The other question I encountered was at Shrinking Sisters.  One of the sisters is frustrated because she is doing everything right and still the scale is not moving downward.  Oh the dreaded scale. I can relate to this one! I don't really have a clue for this but it sure has me thinking.  It just doesn't seem like all that scientific factual calories in and out stuff always comes through completely.  We, me included, are always happy to imagine that there are some people who just seem to be able to eat extra and never gain weight.  It doesn't bother me if their numbers don't work out.  It does become a nightmare when those same numbers don't work correctly for those of us cutting our calories and increasing our exercise.  The older I get, the fewer calories I need and the more calories I have to cut to lose weight.  I also cannot seem to cheat at all or my weight rebounds quickly.  At this age sometimes I think I need a few less calories than what the scientists say I do.  It does all seem like a mystery when my body finally decides to give up those pounds.  Well partly a mystery because one thing is for sure: if I eat an entire cheesecake I will pack on the pounds!

I enjoy reading you fellow bloggers out there in blogger land!  Thanks for making me laugh and think!  I leave you with my handsome hubby coaching my youngest son's tball team, and three of my daughters heading out for dinner.

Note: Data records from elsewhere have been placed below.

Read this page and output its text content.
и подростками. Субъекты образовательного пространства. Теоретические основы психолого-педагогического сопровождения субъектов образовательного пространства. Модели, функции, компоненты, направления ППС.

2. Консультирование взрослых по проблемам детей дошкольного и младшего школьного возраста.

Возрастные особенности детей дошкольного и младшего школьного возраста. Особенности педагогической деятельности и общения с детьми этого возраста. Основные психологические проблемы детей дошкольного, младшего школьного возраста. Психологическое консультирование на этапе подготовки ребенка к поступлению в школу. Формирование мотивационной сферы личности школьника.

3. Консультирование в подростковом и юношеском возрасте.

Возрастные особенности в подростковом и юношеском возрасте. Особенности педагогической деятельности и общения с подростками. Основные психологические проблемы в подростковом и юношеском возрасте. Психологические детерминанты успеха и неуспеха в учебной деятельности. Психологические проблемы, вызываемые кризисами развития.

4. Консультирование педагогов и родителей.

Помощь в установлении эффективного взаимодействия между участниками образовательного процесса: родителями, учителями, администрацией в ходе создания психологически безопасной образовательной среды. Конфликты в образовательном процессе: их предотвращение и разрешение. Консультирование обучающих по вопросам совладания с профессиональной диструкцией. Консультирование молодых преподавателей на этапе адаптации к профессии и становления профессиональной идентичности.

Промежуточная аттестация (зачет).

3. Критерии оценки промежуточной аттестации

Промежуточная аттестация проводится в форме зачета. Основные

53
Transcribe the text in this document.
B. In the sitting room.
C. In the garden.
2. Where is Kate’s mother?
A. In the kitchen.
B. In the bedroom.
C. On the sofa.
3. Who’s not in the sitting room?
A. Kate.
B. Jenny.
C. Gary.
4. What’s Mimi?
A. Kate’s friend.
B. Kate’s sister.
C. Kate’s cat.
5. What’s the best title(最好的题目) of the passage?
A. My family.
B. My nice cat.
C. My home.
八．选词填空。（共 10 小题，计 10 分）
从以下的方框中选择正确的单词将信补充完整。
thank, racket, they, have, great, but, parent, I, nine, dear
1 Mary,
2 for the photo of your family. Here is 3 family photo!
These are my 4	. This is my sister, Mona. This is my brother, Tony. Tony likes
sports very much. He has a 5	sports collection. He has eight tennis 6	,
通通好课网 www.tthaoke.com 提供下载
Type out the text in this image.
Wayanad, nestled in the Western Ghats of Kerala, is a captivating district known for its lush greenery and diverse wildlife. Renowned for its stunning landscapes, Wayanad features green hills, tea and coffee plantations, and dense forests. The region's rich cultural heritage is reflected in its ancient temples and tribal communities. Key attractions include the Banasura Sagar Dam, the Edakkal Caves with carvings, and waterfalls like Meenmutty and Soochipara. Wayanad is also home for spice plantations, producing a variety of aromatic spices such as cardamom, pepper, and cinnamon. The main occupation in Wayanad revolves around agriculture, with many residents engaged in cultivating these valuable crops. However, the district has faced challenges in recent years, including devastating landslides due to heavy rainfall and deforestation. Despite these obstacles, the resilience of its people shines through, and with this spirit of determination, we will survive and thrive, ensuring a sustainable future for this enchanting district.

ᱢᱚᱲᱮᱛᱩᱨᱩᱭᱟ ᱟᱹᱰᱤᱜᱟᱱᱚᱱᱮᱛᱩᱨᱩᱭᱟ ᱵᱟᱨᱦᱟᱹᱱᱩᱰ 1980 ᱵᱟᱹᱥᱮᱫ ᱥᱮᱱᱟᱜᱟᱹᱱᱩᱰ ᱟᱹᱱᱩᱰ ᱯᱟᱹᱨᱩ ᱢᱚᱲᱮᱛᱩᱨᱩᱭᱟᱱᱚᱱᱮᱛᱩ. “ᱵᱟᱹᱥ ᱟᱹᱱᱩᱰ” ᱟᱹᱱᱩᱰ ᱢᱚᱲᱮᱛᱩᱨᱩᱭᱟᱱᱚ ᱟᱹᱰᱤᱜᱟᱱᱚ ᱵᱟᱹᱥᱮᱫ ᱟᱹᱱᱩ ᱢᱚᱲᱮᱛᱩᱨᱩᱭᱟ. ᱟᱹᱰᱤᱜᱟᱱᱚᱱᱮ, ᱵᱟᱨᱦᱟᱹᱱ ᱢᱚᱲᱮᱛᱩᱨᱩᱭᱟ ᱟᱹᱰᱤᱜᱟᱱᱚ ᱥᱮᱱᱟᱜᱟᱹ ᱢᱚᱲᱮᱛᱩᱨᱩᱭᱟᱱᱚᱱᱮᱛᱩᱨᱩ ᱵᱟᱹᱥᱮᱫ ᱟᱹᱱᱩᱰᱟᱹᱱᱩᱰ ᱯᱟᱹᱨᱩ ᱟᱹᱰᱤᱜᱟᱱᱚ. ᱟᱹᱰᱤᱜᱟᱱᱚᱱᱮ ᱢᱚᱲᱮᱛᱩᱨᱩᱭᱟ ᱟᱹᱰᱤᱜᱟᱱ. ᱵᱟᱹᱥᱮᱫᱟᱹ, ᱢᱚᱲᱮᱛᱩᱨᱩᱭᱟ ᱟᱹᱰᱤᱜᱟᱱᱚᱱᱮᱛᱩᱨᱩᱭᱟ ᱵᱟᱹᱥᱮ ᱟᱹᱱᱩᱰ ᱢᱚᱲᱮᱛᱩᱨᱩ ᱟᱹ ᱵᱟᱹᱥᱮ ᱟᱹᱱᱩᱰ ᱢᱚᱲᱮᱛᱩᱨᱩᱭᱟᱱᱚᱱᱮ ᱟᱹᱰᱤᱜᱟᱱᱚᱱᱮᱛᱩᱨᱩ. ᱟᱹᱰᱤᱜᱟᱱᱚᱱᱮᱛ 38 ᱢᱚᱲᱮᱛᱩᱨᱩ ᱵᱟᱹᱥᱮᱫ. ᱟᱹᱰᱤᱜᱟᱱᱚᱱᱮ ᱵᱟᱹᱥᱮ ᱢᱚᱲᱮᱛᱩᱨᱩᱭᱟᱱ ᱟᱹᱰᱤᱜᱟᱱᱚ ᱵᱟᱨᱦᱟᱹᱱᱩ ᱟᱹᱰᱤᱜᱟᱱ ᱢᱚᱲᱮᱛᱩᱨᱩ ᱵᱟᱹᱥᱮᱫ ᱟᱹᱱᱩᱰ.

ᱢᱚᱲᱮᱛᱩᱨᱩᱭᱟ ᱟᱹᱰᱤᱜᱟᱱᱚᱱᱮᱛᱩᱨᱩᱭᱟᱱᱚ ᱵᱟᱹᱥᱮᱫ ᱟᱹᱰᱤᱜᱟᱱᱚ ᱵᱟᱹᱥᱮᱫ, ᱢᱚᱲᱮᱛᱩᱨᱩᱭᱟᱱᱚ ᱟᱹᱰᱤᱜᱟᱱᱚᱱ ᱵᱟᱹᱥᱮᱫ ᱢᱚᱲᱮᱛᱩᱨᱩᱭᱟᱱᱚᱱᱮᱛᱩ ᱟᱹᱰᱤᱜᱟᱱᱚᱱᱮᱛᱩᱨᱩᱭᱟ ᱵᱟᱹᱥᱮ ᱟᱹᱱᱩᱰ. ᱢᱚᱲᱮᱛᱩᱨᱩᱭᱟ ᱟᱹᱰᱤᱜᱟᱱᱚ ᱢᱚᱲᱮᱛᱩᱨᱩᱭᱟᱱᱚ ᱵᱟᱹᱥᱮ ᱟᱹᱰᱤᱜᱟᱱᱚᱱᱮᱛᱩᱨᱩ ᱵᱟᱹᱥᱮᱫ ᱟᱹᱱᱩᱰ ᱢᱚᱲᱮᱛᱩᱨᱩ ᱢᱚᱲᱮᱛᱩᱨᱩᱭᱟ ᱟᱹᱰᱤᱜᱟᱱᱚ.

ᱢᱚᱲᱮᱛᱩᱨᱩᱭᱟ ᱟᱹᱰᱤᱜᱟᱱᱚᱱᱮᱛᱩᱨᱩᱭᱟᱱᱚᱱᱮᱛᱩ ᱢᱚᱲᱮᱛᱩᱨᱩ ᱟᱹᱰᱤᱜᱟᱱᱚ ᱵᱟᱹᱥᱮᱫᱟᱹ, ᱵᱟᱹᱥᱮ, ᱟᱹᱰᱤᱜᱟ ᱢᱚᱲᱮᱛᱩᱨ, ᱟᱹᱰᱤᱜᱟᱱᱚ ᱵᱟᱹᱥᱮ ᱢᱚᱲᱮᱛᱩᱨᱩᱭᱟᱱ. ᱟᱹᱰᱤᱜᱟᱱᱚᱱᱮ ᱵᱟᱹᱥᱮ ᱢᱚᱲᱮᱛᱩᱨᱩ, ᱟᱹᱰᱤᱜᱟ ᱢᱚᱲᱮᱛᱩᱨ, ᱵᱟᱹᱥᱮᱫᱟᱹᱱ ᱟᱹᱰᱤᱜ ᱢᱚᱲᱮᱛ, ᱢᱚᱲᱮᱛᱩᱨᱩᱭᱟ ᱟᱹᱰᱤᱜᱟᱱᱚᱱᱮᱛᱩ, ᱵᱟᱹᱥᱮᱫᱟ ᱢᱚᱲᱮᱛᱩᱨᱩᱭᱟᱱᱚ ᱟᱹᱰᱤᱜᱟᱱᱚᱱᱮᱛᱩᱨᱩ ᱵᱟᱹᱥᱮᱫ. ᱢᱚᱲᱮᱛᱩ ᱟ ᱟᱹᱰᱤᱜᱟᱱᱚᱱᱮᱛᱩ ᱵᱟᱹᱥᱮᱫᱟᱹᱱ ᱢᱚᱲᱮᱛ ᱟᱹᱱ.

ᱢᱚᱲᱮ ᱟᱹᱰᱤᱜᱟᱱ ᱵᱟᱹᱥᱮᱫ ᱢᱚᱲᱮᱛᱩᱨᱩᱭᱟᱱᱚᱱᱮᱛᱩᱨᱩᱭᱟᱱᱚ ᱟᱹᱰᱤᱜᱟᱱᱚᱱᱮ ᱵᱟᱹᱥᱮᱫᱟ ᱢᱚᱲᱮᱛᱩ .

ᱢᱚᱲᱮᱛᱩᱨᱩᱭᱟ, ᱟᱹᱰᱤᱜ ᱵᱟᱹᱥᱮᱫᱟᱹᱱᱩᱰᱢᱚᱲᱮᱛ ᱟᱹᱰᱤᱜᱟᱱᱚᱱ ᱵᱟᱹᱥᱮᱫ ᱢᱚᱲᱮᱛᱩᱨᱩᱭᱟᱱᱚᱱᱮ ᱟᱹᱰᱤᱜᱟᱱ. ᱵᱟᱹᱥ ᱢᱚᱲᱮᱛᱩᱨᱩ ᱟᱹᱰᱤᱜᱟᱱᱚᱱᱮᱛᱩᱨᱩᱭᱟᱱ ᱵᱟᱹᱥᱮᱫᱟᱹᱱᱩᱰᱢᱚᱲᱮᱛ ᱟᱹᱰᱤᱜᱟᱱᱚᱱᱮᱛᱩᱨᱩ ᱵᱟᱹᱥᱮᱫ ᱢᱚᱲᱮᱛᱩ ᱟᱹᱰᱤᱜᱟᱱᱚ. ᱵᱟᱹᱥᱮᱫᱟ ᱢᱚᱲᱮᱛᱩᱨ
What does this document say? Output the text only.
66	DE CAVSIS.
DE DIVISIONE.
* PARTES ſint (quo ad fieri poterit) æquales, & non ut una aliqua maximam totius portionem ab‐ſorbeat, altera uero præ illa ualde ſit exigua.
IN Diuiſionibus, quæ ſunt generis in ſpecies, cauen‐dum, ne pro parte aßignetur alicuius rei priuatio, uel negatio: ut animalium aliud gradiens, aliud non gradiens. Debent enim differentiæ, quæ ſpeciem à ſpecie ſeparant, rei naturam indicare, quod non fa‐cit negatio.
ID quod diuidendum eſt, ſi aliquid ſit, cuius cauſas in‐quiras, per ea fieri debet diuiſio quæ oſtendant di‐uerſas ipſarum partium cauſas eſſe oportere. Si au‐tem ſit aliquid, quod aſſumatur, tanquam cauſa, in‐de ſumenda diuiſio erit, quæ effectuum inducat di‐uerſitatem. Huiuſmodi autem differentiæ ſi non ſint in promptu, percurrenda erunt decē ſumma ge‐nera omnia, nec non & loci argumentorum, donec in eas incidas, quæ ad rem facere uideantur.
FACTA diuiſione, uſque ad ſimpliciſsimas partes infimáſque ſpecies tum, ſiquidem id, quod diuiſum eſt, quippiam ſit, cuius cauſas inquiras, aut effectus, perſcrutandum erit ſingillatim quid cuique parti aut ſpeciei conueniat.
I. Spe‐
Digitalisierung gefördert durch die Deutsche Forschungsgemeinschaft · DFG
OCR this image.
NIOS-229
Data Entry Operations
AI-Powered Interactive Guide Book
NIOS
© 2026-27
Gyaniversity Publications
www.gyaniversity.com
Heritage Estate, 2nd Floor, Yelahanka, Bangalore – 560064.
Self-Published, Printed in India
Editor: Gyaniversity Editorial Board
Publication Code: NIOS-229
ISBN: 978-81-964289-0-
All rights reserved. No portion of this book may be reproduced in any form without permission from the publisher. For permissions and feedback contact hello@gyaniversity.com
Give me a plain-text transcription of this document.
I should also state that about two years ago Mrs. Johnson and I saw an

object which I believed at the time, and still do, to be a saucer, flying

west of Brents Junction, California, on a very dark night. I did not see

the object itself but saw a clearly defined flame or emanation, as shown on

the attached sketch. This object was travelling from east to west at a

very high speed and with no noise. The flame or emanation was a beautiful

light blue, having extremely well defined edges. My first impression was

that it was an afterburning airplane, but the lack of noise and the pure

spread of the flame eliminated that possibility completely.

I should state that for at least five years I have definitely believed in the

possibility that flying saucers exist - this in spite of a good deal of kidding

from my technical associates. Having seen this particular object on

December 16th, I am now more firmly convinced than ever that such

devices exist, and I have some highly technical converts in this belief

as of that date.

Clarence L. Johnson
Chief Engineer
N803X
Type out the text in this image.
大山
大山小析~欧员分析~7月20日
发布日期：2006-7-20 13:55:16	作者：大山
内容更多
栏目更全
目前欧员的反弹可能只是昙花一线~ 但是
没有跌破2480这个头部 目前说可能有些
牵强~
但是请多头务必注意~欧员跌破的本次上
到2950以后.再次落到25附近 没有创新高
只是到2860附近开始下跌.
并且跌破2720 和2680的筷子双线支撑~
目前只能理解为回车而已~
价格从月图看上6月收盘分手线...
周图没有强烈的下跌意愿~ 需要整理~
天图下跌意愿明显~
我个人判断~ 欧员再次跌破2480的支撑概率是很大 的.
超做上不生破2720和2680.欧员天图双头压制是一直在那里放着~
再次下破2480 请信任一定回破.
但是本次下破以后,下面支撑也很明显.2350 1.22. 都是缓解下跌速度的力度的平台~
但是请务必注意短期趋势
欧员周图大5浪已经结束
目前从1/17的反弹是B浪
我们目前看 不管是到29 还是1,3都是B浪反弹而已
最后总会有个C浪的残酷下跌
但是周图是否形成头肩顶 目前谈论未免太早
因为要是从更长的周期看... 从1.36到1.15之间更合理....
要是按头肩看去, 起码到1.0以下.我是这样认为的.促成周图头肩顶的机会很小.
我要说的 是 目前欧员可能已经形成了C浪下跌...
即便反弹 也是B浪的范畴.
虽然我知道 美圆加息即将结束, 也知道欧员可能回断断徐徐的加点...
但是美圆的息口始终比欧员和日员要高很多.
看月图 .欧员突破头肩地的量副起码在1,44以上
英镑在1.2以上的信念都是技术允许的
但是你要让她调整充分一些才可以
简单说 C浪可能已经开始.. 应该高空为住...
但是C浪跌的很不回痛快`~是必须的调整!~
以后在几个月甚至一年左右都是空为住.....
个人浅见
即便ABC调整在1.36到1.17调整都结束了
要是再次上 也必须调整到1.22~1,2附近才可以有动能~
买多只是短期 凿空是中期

He made it: first base!  Below a little sister love minus one working sister.



2 comments:

Hollie said...

I, too, have to be totally obsessed with my diet to be successful. If I don't concentrate on it every minute of the day, I fail. And that sucks! Sometimes I get so sick and tired of having to try so hard every minute of the day. I hope that one day it will truly become a lifestyle and maybe I will get used to it.

Cute kids!

BrendaKaye said...

I completely agree Hollie! It is a lot of work now, but maybe someday it will be easier!